Children carrying bricks at a brick factory in Fatullah
Photo: Akash via Zoriah
Thought you had poise under intense pressure plus the strength to carry a heavy burden? Think again. In Bangladesh, people routinely stack mountainous piles of bricks onto their heads when loading and unloading the boats and Bedford trucks used to transport clay-fired bricks from the kilns where they are made to the construction sites where they are used. These feats of endurance and equilibrium look near inconceivable to blinkered Western eyes, but for the brick carriers it’s all in a day’s work. Just watch this:
Yes way. That stack of some 20 bricks is almost as tall as the man carrying it, yet he still has room to flip a few more on top and walk the plank onto dry land. After this initial effort, workers often have to carry their precarious piles some distance, and when on site climb several flights of stairs to the rooftops where the bricks will be laid. Without wheelbarrows, single-minded stability is all that stands between a slip and tens of kilos of bricks falling – and perhaps even a snapped neck.
A man carrying bricks on his head in Bangladesh
Photo: Bangladesh Picture Gallery
Yet despite the apparent danger of bricks being stacked so, the sight is commonplace in Bangladesh, where people use their heads for carrying things a lot. Teams of construction workers, male and female, shift the piles of bricks or buckets of sand and concrete aided only by a flat hat to help keep the load balanced. Bricks are probably the main building material in Bangladesh, as most of the country lies on an floodplain with soil ideal for making bricks – if not so ideal for the workers.
Young children at a brick factory in Fatullah
Photo: Akash via Zoriah
Dotted around the edge of cities like Dhaka, there are hundreds of kilns – chimneys reaching for the sky – where the clay bricks dug out of the ground by hand are blasted to a rosy red under the fierce heat of the furnaces. Yet conditions in the brick making yards are far from rosy. Here, as on the construction sites, labourers must sweat and slog through the intense heat of the sun, working long hours for scant reward. Although forbidden, and not always visible to the West, child labour is rife.
A girl brick breaking at a brick factory in Fatullah
Photo: Akash via Zoriah
For each 1,000 bricks these children at a brick factory in Fatullah carry, they earn the equivalent of USD 0.9. At another brick field on the outskirts of Dhaka, about 45 workers are employed to carry out backbreaking work, toiling 12 hours a day for a daily wage of 120 taka (USD 1.70) for men, and 100 taka (USD 1.40) for women. So while we might marvel at the amazing posture, deft steps and fluid movements of the brick carriers, let’s not forget the oppressive levels of exploitation at work here.
Brickfield where bricks are made in Aminbazar, Dhaka
Photo: Catch the dream
Photographer Mohammad Moniruzzaman wrote these words alongside the image above:
“This is our battlefield.
You crush the bones of the enemies… whereas we crush the hard rock into pieces.
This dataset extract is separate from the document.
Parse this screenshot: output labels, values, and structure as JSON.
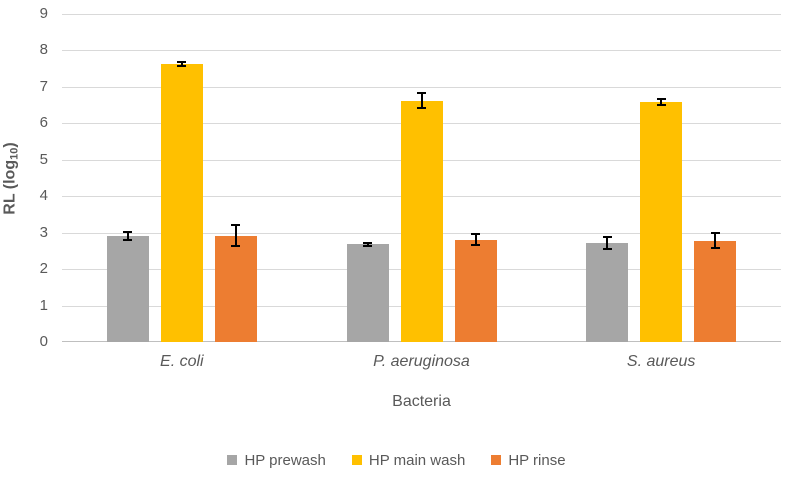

You spill blood, creating a bloodbath in your battlefield… whereas we spill drops of sweats making a river…
You destroy, we build.
…And you think you are the heroes.”
Woman brick carrier in Dhaka
Photo: chunneili
Most of the bricks are used to erect buildings and build roads, but those that are damaged, broken in transit or left lying around are collected together ready for girls, boys, men and women of all ages, to huddle together hammering the bricks into smaller chunks or a consistency similar to coarse sand. These people spend all day holding the bricks in their hands and feet crouched atop the piles of broken bricks, which gradually grow as the brick breakers tire.
Brick breakers and carriers in Dhaka
Photo: chunneili
The bits of brick are used as filler for concrete or mixed with sand to make a base for roads. If an old building is demolished its bricks are recycled too. Here again people squat all day cleaning off the cement from the used bricks and smashing them into smaller pieces. The fact that so little is wasted reveals an environmental point in all of this, but the underlying motive comes down to the demands of capitalism: it’s cheaper to employ these people to work on the bricks than it is to buy new ones.
Supple postures and seemingly superhuman feats of balance are all well and good, but perhaps what these people need more is the means to stand in rigid defiance.